Q8: Is there a correlation between admission rate and average SAT score?

cor(college$AdmitRate, college$AvgSAT, use = "complete.obs")
## [1] -0.4221255

This means that colleges with lower admission rates (more selective) tend to have higher average SAT scores among their admitted students. The relationship isn’t perfectly linear, but it does support the idea that more competitive schools tend to attract higher-scoring applicants.

Q9: Is there a relationship between net price and median income?

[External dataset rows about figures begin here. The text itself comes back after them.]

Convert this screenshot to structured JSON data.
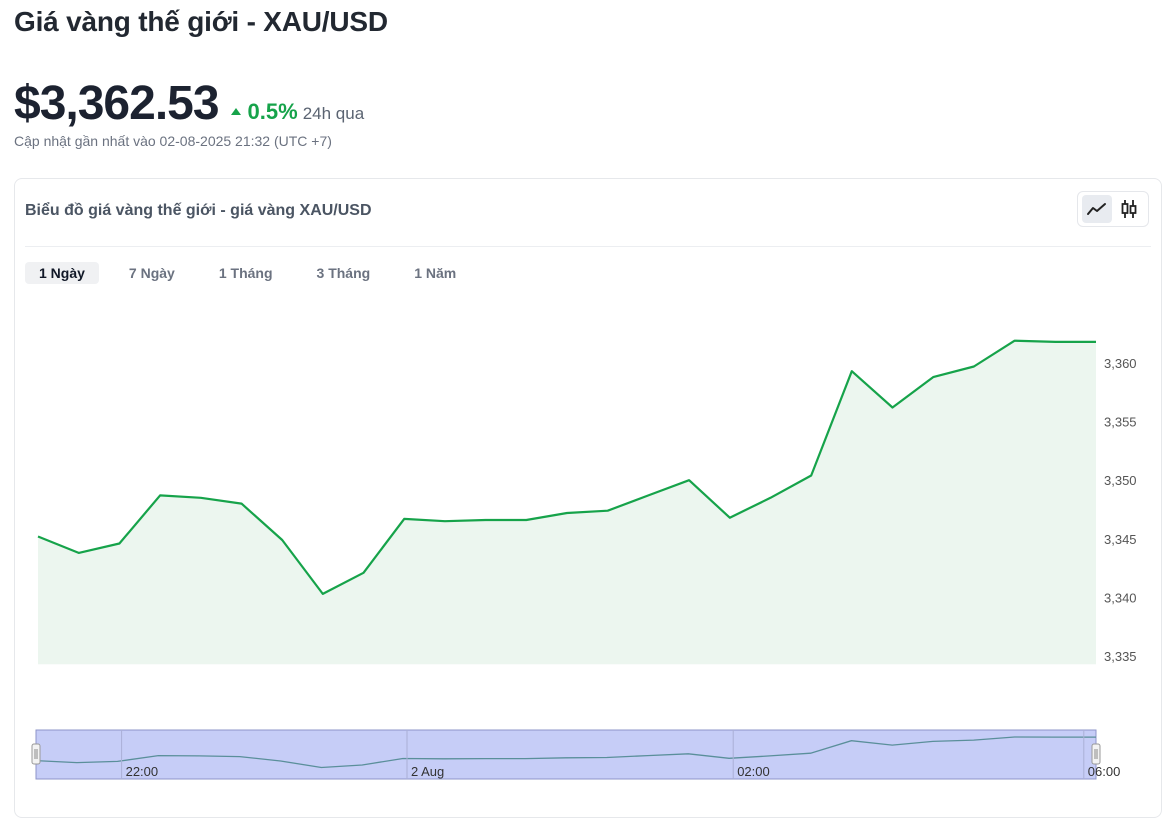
{
  "header": {
    "title": "Giá vàng thế giới - XAU/USD",
    "price": "$3,362.53",
    "change": "0.5%",
    "period": "24h qua",
    "updated": "Cập nhật gần nhất vào 02-08-2025 21:32 (UTC +7)"
  },
  "card": {
    "title": "Biểu đồ giá vàng thế giới - giá vàng XAU/USD",
    "chart_types": [
      "line-chart-icon",
      "candlestick-icon"
    ],
    "active_chart_type": 0
  },
  "tabs": [
    {
      "label": "1 Ngày",
      "active": true
    },
    {
      "label": "7 Ngày",
      "active": false
    },
    {
      "label": "1 Tháng",
      "active": false
    },
    {
      "label": "3 Tháng",
      "active": false
    },
    {
      "label": "1 Năm",
      "active": false
    }
  ],
  "colors": {
    "line": "#16a34a",
    "area": "#ecf6ef",
    "positive": "#16a34a",
    "navigator_fill": "#c6cdf7",
    "navigator_border": "#8e94c8"
  },
  "chart_data": {
    "type": "area",
    "y_ticks": [
      3335,
      3340,
      3345,
      3350,
      3355,
      3360
    ],
    "y_tick_labels": [
      "3,335",
      "3,340",
      "3,345",
      "3,350",
      "3,355",
      "3,360"
    ],
    "ylim": [
      3335,
      3361.9
    ],
    "grid": false,
    "values": [
      3345.2,
      3343.8,
      3344.6,
      3348.7,
      3348.5,
      3348.0,
      3344.9,
      3340.3,
      3342.1,
      3346.7,
      3346.5,
      3346.6,
      3346.6,
      3347.2,
      3347.4,
      3348.7,
      3350.0,
      3346.8,
      3348.5,
      3350.4,
      3359.3,
      3356.2,
      3358.8,
      3359.7,
      3361.9,
      3361.8,
      3361.8
    ],
    "navigator": {
      "x_labels": [
        "22:00",
        "2 Aug",
        "02:00",
        "06:00"
      ],
      "x_label_positions": [
        2.1,
        9.1,
        17.1,
        25.7
      ]
    }
  }
}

cor(college$NetPrice, college$MedIncome, use = "complete.obs")
## [1] 0.5151298

This suggests that students from wealthier families tend to attend colleges with higher net prices, possibly due to attending more expensive private or out-of-state schools.

Q10: How many colleges are in each region of the country?

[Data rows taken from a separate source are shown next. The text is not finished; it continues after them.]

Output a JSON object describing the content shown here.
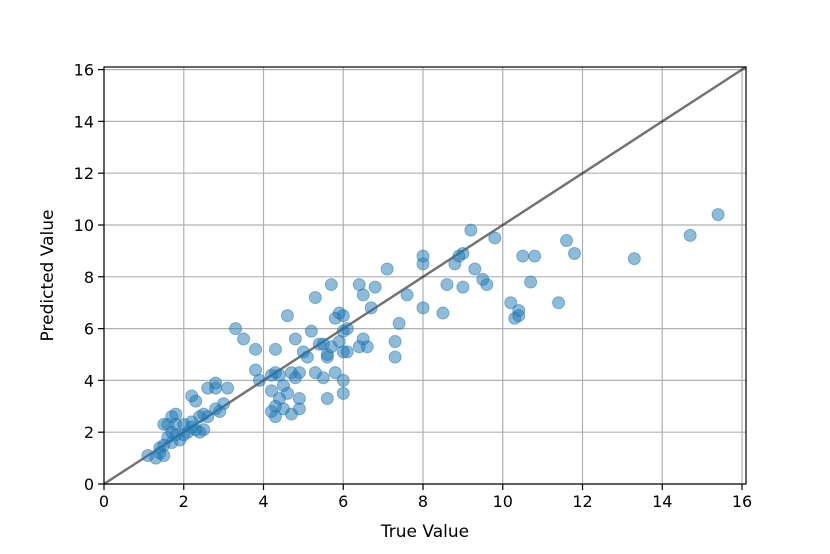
{
  "chart_data": {
    "type": "scatter",
    "title": "",
    "xlabel": "True Value",
    "ylabel": "Predicted Value",
    "xlim": [
      0,
      16.1
    ],
    "ylim": [
      0,
      16.1
    ],
    "xticks": [
      0,
      2,
      4,
      6,
      8,
      10,
      12,
      14,
      16
    ],
    "yticks": [
      0,
      2,
      4,
      6,
      8,
      10,
      12,
      14,
      16
    ],
    "grid": true,
    "point_color": "#1f77b4",
    "reference_line": {
      "x": [
        0,
        16.1
      ],
      "y": [
        0,
        16.1
      ],
      "color": "#000000"
    },
    "series": [
      {
        "points": [
          [
            1.1,
            1.1
          ],
          [
            1.3,
            1.0
          ],
          [
            1.4,
            1.2
          ],
          [
            1.4,
            1.4
          ],
          [
            1.5,
            1.1
          ],
          [
            1.5,
            1.5
          ],
          [
            1.5,
            2.3
          ],
          [
            1.6,
            1.8
          ],
          [
            1.6,
            2.3
          ],
          [
            1.7,
            1.6
          ],
          [
            1.7,
            2.0
          ],
          [
            1.7,
            2.6
          ],
          [
            1.8,
            2.3
          ],
          [
            1.8,
            2.7
          ],
          [
            1.8,
            1.9
          ],
          [
            1.9,
            1.7
          ],
          [
            2.0,
            2.3
          ],
          [
            2.0,
            1.9
          ],
          [
            2.1,
            2.0
          ],
          [
            2.2,
            3.4
          ],
          [
            2.2,
            2.4
          ],
          [
            2.2,
            2.2
          ],
          [
            2.3,
            3.2
          ],
          [
            2.3,
            2.1
          ],
          [
            2.4,
            2.6
          ],
          [
            2.4,
            2.0
          ],
          [
            2.5,
            2.7
          ],
          [
            2.5,
            2.1
          ],
          [
            2.6,
            2.6
          ],
          [
            2.6,
            3.7
          ],
          [
            2.8,
            3.7
          ],
          [
            2.8,
            3.9
          ],
          [
            2.8,
            2.9
          ],
          [
            2.9,
            2.8
          ],
          [
            3.0,
            3.1
          ],
          [
            3.1,
            3.7
          ],
          [
            3.3,
            6.0
          ],
          [
            3.5,
            5.6
          ],
          [
            3.8,
            4.4
          ],
          [
            3.8,
            5.2
          ],
          [
            3.9,
            4.0
          ],
          [
            4.2,
            4.2
          ],
          [
            4.2,
            2.8
          ],
          [
            4.2,
            3.6
          ],
          [
            4.3,
            4.3
          ],
          [
            4.3,
            5.2
          ],
          [
            4.3,
            2.6
          ],
          [
            4.3,
            3.0
          ],
          [
            4.4,
            4.2
          ],
          [
            4.4,
            3.3
          ],
          [
            4.5,
            3.8
          ],
          [
            4.5,
            2.9
          ],
          [
            4.6,
            6.5
          ],
          [
            4.6,
            3.5
          ],
          [
            4.7,
            4.3
          ],
          [
            4.7,
            2.7
          ],
          [
            4.8,
            4.1
          ],
          [
            4.8,
            5.6
          ],
          [
            4.9,
            3.3
          ],
          [
            4.9,
            2.9
          ],
          [
            4.9,
            4.3
          ],
          [
            5.0,
            5.1
          ],
          [
            5.1,
            4.9
          ],
          [
            5.2,
            5.9
          ],
          [
            5.3,
            7.2
          ],
          [
            5.3,
            4.3
          ],
          [
            5.4,
            5.4
          ],
          [
            5.5,
            5.4
          ],
          [
            5.5,
            4.1
          ],
          [
            5.6,
            3.3
          ],
          [
            5.6,
            4.9
          ],
          [
            5.6,
            5.0
          ],
          [
            5.7,
            7.7
          ],
          [
            5.7,
            5.3
          ],
          [
            5.8,
            6.4
          ],
          [
            5.8,
            4.3
          ],
          [
            5.9,
            6.6
          ],
          [
            5.9,
            5.5
          ],
          [
            6.0,
            5.9
          ],
          [
            6.0,
            6.5
          ],
          [
            6.0,
            4.0
          ],
          [
            6.0,
            5.1
          ],
          [
            6.0,
            3.5
          ],
          [
            6.1,
            6.0
          ],
          [
            6.1,
            5.1
          ],
          [
            6.4,
            7.7
          ],
          [
            6.4,
            5.3
          ],
          [
            6.5,
            5.6
          ],
          [
            6.5,
            7.3
          ],
          [
            6.6,
            5.3
          ],
          [
            6.7,
            6.8
          ],
          [
            6.8,
            7.6
          ],
          [
            7.1,
            8.3
          ],
          [
            7.3,
            4.9
          ],
          [
            7.3,
            5.5
          ],
          [
            7.4,
            6.2
          ],
          [
            7.6,
            7.3
          ],
          [
            8.0,
            8.8
          ],
          [
            8.0,
            8.5
          ],
          [
            8.0,
            6.8
          ],
          [
            8.5,
            6.6
          ],
          [
            8.6,
            7.7
          ],
          [
            8.8,
            8.5
          ],
          [
            8.9,
            8.8
          ],
          [
            9.0,
            8.9
          ],
          [
            9.0,
            7.6
          ],
          [
            9.2,
            9.8
          ],
          [
            9.3,
            8.3
          ],
          [
            9.5,
            7.9
          ],
          [
            9.6,
            7.7
          ],
          [
            9.8,
            9.5
          ],
          [
            10.2,
            7.0
          ],
          [
            10.3,
            6.4
          ],
          [
            10.4,
            6.5
          ],
          [
            10.4,
            6.7
          ],
          [
            10.5,
            8.8
          ],
          [
            10.7,
            7.8
          ],
          [
            10.8,
            8.8
          ],
          [
            11.4,
            7.0
          ],
          [
            11.6,
            9.4
          ],
          [
            11.8,
            8.9
          ],
          [
            13.3,
            8.7
          ],
          [
            14.7,
            9.6
          ],
          [
            15.4,
            10.4
          ]
        ]
      }
    ]
  }
}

barplot(table(college$Region),
        col = "lightblue",
        main = "Number of Colleges by Region",
        ylab = "Count")

The barplot shows that the Northeast region has the highest number of colleges, followed closely by the Midwest, Southeast, and West regions. The Territory region (which includes U.S. territories like Puerto Rico or Guam) has very few colleges compared to the others.

Summary

This report explored various aspects of U.S. bachelor’s-granting colleges using descriptive statistics and visualizations in R. Through numerical summaries, I found that the average college admission rate is around 67%, and the median in-state tuition cost is $17,662. The standard deviation in student debt highlights substantial variation in borrowing, with an average spread of about $5,361. Visual tools like histograms revealed that most colleges have average SAT scores clustered between 1000–1200, and that the majority of students come from families earning under $75,000 annually. Completion rates varied by region, with Northeast and Midwest schools showing higher medians, while faculty salaries increased with the highest degree offered. A moderate negative correlation between admission rate and SAT score suggests more selective schools tend to admit higher-scoring students. Additionally, net price was positively associated with family income, indicating that higher-income students often attend more expensive institutions. The analysis concludes with a barplot showing that most colleges are located in the Northeast, Midwest, and Southeast, highlighting regional concentrations in U.S. higher education.